Rottweil – Die Turn- und Festhalle in Hausen füllte sich zügig und zu Beginn des Konzertes konnte das Vorstandsgremiumsmitglied Karl-Heinz Villinger in einer bis auf den letzten nachträglich aufgestellten Stuhl ausverkauften Halle die Zuhörer, mit dem Ehrengast Dr. Christian Ruf, begrüßen. Von Jung bis Alte folgten die Gäste der Einladung zum Konzertabend, welches unter dem Motto „Helden meiner Kindheit“ stand. Durch das Programm führten Claus Wiest als „Hausmeister Paul“ sowie Alexandra Decker und Iris Scherer.
Musikalisch eröffnet hat das im vergangenen September neu gegründete Kinderorchester des Musikvereins unter der Leitung von Eva Burkard. Die neun Kinder brachten mit den Stücken „Mickey Mouse March“ und „Can you feel the love tonight“, welche teilweise von Eva und Anne Burkard für die Besetzung arrangiert wurden, eine tolle Stimmung in den Saal und zeigten stolz ihr Können.
Als zweiter Part des Abends betraten die Kinder und Jugendlichen der Jugendkapelle die Bühne. Unter der Leitung von Anne Burkard präsentierten sie ihre Kindheitshelden in den Stücken“ Disney’s Magical Marches“, „Selections from Harry Potter“, „Youll be in my heart“ und „Themes from Jurassic Park“. Beide Gruppierungen durften die Bühne erst nach einer Zugabe verlassen.

Nach der Pause nahmen die Musikerinnen und Musiker der Aktivenkapelle auf der Bühne Platz.
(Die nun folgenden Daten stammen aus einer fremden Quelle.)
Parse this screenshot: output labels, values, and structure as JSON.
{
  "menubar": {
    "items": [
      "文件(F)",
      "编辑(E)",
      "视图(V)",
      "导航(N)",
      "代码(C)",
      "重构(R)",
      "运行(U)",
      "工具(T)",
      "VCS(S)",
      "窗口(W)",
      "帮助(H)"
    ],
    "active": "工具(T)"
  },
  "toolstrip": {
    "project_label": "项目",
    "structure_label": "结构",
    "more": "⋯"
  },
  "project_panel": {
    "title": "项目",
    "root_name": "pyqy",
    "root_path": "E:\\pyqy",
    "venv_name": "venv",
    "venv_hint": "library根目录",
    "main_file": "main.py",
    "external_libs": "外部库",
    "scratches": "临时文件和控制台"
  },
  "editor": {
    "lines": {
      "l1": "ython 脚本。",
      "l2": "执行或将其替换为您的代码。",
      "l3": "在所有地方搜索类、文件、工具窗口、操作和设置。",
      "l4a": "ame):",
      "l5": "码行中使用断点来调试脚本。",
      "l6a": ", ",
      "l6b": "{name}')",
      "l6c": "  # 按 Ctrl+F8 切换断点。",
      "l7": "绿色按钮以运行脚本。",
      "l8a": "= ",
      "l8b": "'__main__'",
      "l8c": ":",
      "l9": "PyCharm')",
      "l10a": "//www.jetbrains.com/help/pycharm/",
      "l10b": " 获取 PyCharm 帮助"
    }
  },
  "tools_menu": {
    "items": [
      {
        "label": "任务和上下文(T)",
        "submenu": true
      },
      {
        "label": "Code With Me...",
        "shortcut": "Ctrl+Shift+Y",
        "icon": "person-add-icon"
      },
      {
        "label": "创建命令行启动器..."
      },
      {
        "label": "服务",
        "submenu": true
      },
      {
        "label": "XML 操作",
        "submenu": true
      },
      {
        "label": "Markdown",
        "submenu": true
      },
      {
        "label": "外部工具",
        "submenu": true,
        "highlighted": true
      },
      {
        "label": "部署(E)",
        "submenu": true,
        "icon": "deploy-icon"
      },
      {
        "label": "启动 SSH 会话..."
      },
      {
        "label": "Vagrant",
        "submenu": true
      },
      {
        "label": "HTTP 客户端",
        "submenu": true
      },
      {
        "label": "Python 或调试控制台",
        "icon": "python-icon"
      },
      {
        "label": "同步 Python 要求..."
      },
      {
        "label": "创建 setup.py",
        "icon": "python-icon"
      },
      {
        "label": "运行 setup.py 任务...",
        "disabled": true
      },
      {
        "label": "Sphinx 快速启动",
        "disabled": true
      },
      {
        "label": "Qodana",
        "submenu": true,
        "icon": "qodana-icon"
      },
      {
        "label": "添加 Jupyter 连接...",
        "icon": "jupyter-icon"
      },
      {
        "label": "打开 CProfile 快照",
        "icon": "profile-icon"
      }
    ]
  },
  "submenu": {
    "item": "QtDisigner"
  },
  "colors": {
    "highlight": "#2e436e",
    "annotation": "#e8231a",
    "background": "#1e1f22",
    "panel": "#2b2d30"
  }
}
Unter der Leitung von Ralf Fügel wurden Melodien von Kindheitshelden gespielt, die sich durch sämtliche Generationen zog. Dem Publikum waren die Klänge von „Wickie“, „Lord of the Rings – Hobbits“, „Lummerland“ oder „Pink Panther“ wohl bekannt. Aber auch Klänge aus Westernfilmen wie „My name ist nobody“ oder „Winnetou und Old Shatterhand“ erfreuten die Zuhörer. Mit „Star Trek – Through the years“ und „Hurra Hurra“, ein Medley unter anderem mit Melodien von Pippi Langstrumpf, Biene Maja und Pinocchio, wurde kein Held ausgelassen.
Die Halle war mit Figuren der Kindheitshelden geschmückt, die Musikerinnen und Musiker brachten die Gäste mit der ein oder anderen Verkleidung zum Schmunzeln, während auf der Leinwand die Bilder aus dem Auenland und den Weiten des Weltraums zu sehen waren. Der Abschluss fand in der Pink-Panther-Bar und bei gemütlichem Beisammensein statt.